Tradisi meracik dan meminum jamu telah berjalan ratusan
bahkan ribuan tahun, dan sudah membudaya
pada periode kerajaan Hindu-Jawa. Hal ini dibuktikan dengan adanya Prasasti
Madhawapura dari jaman
Majapahit
yang
menyebut adanya profesi 'tukang meracik jamu' yang disebut “Acaraki”. Tradisi tersebut
terus dikembangkan di keraton
Yogya dan Solo.

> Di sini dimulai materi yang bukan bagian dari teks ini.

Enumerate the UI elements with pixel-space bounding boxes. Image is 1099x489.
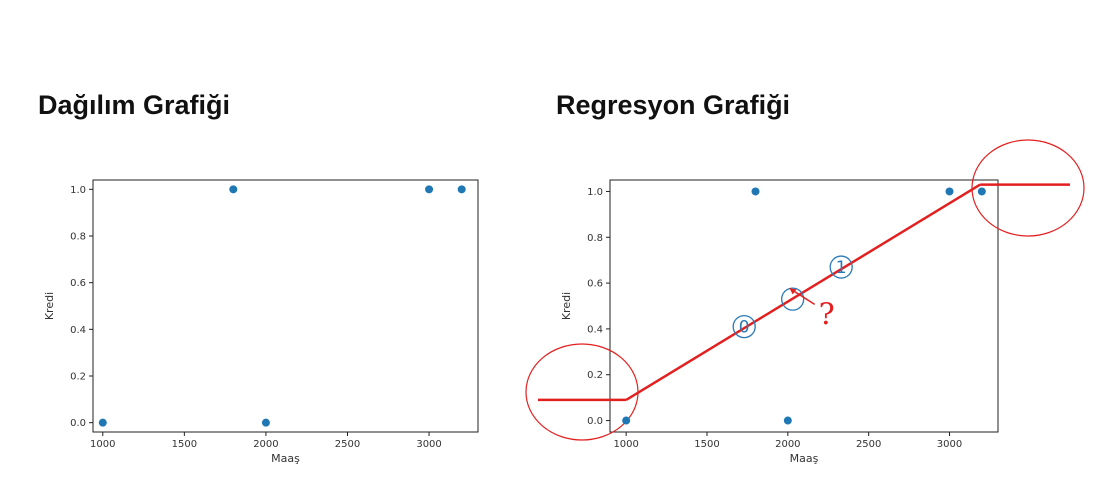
scatter-data-point <box>229 185 238 194</box>
regression-x-tick-label: 1000 <box>613 439 638 450</box>
scatter-y-tick-label: 1.0 <box>70 185 86 196</box>
upper-region-highlight-ellipse <box>971 139 1085 237</box>
scatter-data-point <box>425 185 434 194</box>
probability-marker-label: 1 <box>836 258 847 278</box>
probability-marker-label: 0 <box>739 318 750 338</box>
regression-y-tick-label: 0.2 <box>587 370 603 381</box>
regression-x-axis-label: Maaş <box>790 452 819 465</box>
regression-sloped-line <box>625 183 981 401</box>
probability-marker-circle <box>732 314 756 339</box>
scatter-y-tick-label: 0.0 <box>70 418 86 429</box>
annotation-arrow-head <box>789 288 797 295</box>
regression-chart-title: Regresyon Grafiği <box>556 90 791 120</box>
scatter-data-point <box>261 418 270 427</box>
scatter-x-tick-label: 1500 <box>172 439 197 450</box>
regression-y-tick-label: 0.0 <box>587 416 603 427</box>
scatter-x-tick-label: 3000 <box>416 439 441 450</box>
scatter-data-point <box>457 185 466 194</box>
scatter-data-point <box>98 418 107 427</box>
regression-data-point <box>977 187 986 196</box>
regression-x-tick-label: 3000 <box>937 439 962 450</box>
lower-region-highlight-ellipse <box>525 343 639 441</box>
scatter-y-tick-label: 0.4 <box>70 325 86 336</box>
scatter-x-tick-label: 1000 <box>90 439 115 450</box>
scatter-y-tick-label: 0.8 <box>70 232 86 243</box>
regression-x-tick-label: 2000 <box>775 439 800 450</box>
regression-data-point <box>783 416 792 425</box>
probability-marker-circle <box>781 287 805 311</box>
regression-y-axis-label: Kredi <box>560 292 573 320</box>
scatter-plot-frame <box>92 179 479 433</box>
regression-y-tick-label: 0.6 <box>587 279 603 290</box>
regression-data-point <box>622 416 631 425</box>
probability-marker-circle <box>829 255 853 279</box>
scatter-x-tick-label: 2000 <box>253 439 278 450</box>
regression-x-tick-label: 2500 <box>856 439 881 450</box>
regression-y-tick-label: 0.4 <box>587 324 603 335</box>
question-mark-annotation: ? <box>819 297 835 332</box>
regression-plot-frame <box>609 179 999 433</box>
scatter-chart-title: Dağılım Grafiği <box>38 90 231 120</box>
regression-x-tick-label: 1500 <box>694 439 719 450</box>
scatter-x-axis-label: Maaş <box>271 452 300 465</box>
scatter-y-tick-label: 0.6 <box>70 278 86 289</box>
regression-y-tick-label: 1.0 <box>587 187 603 198</box>
scatter-y-tick-label: 0.2 <box>70 372 86 383</box>
scatter-y-axis-label: Kredi <box>43 292 56 320</box>
regression-data-point <box>945 187 954 196</box>
regression-y-tick-label: 0.8 <box>587 233 603 244</box>
scatter-x-tick-label: 2500 <box>335 439 360 450</box>
regression-data-point <box>751 187 760 196</box>
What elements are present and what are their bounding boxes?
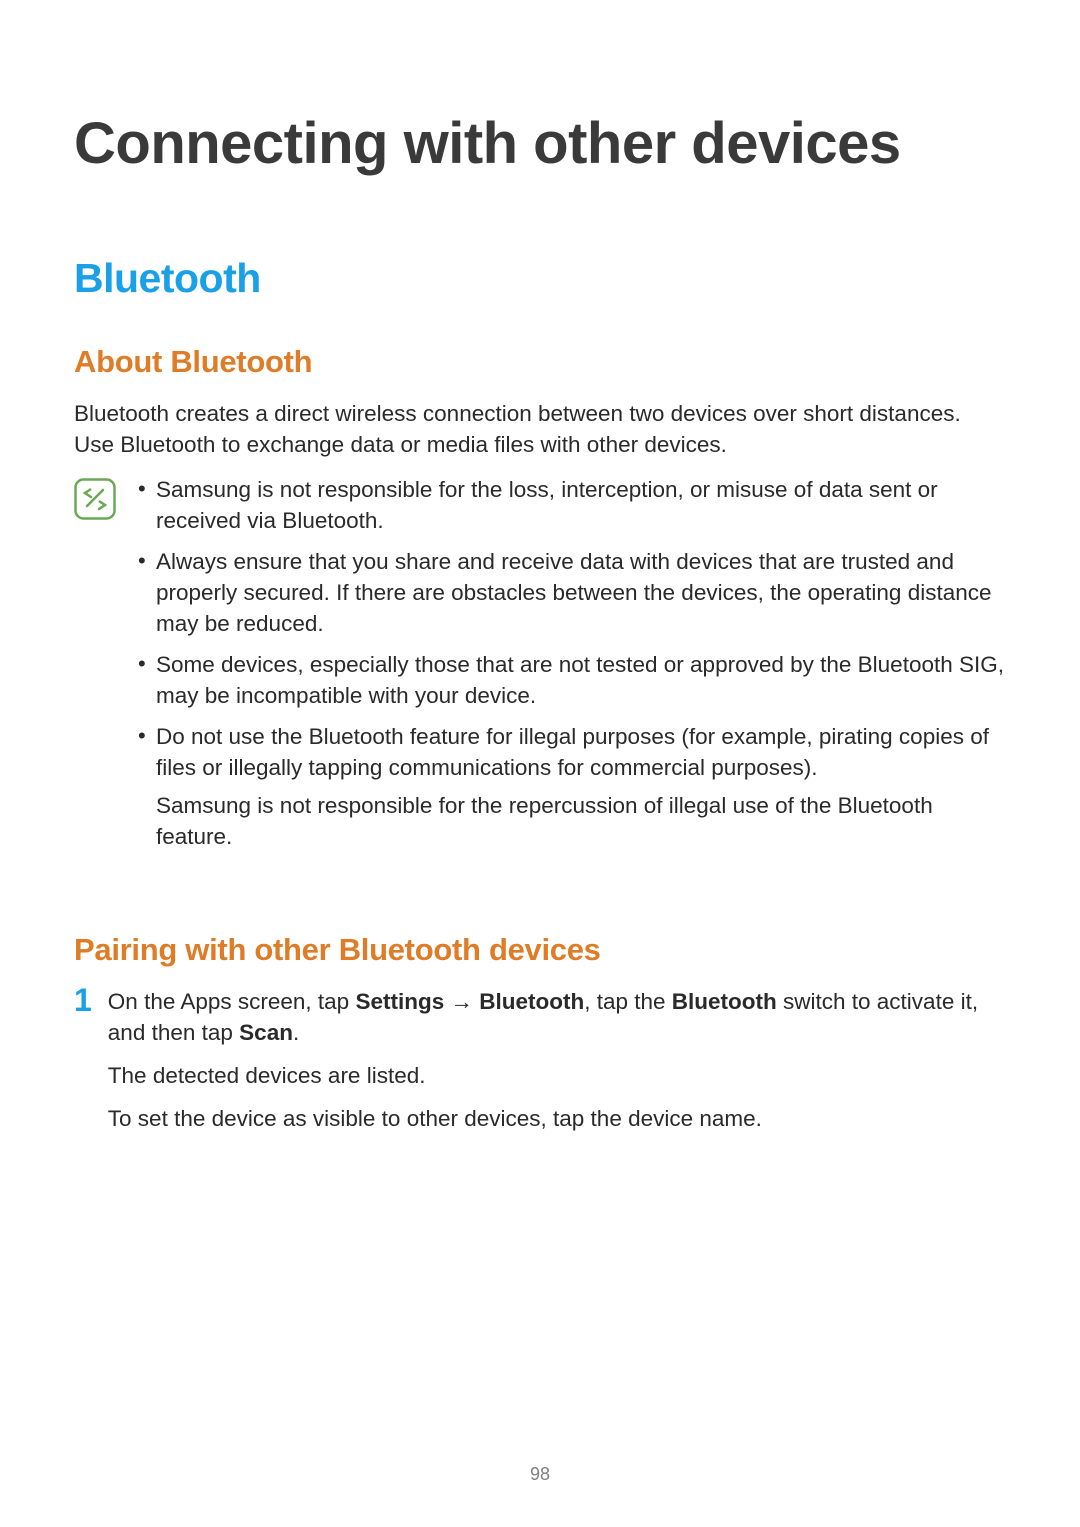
step-text: On the Apps screen, tap: [108, 989, 356, 1014]
about-intro: Bluetooth creates a direct wireless conn…: [74, 398, 1006, 460]
bold-scan: Scan: [239, 1020, 293, 1045]
step-block: 1 On the Apps screen, tap Settings → Blu…: [74, 986, 1006, 1146]
about-heading: About Bluetooth: [74, 344, 1006, 380]
note-item: Samsung is not responsible for the loss,…: [134, 474, 1006, 536]
chapter-title: Connecting with other devices: [74, 110, 1006, 177]
note-icon: [74, 478, 116, 525]
note-item-main: Do not use the Bluetooth feature for ill…: [156, 724, 989, 780]
page-number: 98: [0, 1464, 1080, 1485]
bold-bluetooth: Bluetooth: [672, 989, 777, 1014]
step-line: To set the device as visible to other de…: [108, 1103, 1006, 1134]
note-item: Some devices, especially those that are …: [134, 649, 1006, 711]
step-text: , tap the: [584, 989, 672, 1014]
pairing-heading: Pairing with other Bluetooth devices: [74, 932, 1006, 968]
note-item-sub: Samsung is not responsible for the reper…: [156, 790, 1006, 852]
step-line: The detected devices are listed.: [108, 1060, 1006, 1091]
step-text: .: [293, 1020, 299, 1045]
note-list: Samsung is not responsible for the loss,…: [134, 474, 1006, 862]
note-item: Do not use the Bluetooth feature for ill…: [134, 721, 1006, 851]
step-text: →: [444, 989, 479, 1014]
bold-bluetooth: Bluetooth: [479, 989, 584, 1014]
step-number: 1: [74, 984, 92, 1016]
note-item: Always ensure that you share and receive…: [134, 546, 1006, 639]
note-block: Samsung is not responsible for the loss,…: [74, 474, 1006, 862]
section-title: Bluetooth: [74, 255, 1006, 302]
bold-settings: Settings: [355, 989, 444, 1014]
step-line: On the Apps screen, tap Settings → Bluet…: [108, 986, 1006, 1048]
step-body: On the Apps screen, tap Settings → Bluet…: [108, 986, 1006, 1146]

Sampai permulaan abad XX tradisi tersebut masih menjadi sesuatu yang ekslusif, hanya dikerjakan
oleh kalangan tertentu saja.
Jamu Berasal
dari bahasa Jawa merupakan obat tradisional Indonesia berupa racikan unik akar-akaran atau tumbuhan, asli dari alam yang tidak menggunakan
bahan kimia sebagai
aditif dan telah
terbukti khasiatnya selama berabad-abad. Jamu diartikan sebagai racikan tumbuhan yang digunakan dalam penyembuhan tradisional dan alami, pemeliharaan kesehatan dan kecantikan alami, serta racikan
tumbuhan untuk makanan dan minuman tradisional. Diperkirakan 80% penduduk
Indonesia pernah menggunakan Jamu.
Jamu pertama kali berkembang
di daerah Jawa Tengah, termasuk Yogyakarta dan Jawa Timur. Dua daerah itu merupakan cikal bakal perkembangan obat tradisional
di Indonesia. Di daerah-daerah lain di Indonesia, pengobatan menggunakan obat tradisional juga sudah banyak dimanfaatkan dengan
nama atau istilah yang berbeda, namun perkembangannya
sebagai industri tidak secepat dan sebaik yang ada
di pulau Jawa.
Secara umum, dapat dilihat bahwa minum jamu sudah menjadi budaya bagi masyarakat
Indonesia. Hal ini ditandai dengan peranan jamu yang sangat beragam bagi kehidupan, mulai dari proses kelahiran, masa remaja, dewasa, bahkan sampai masa tua. Mereka minum jamu dengan maksud menjaga kesehatan,
kekuatan, maupun kecantikan,
karena
jamu adalah suatu sistem
yang
bersatu
antara
kesehatan dalam & luar tubuh serta kecantikan. Sebagai unsur budaya, dapat dikatakan bahwa jamu telah berkembang
sejak ratusan tahun yang lalu, seiring
dengan berkembangnya peradaban masyarakat Jawa.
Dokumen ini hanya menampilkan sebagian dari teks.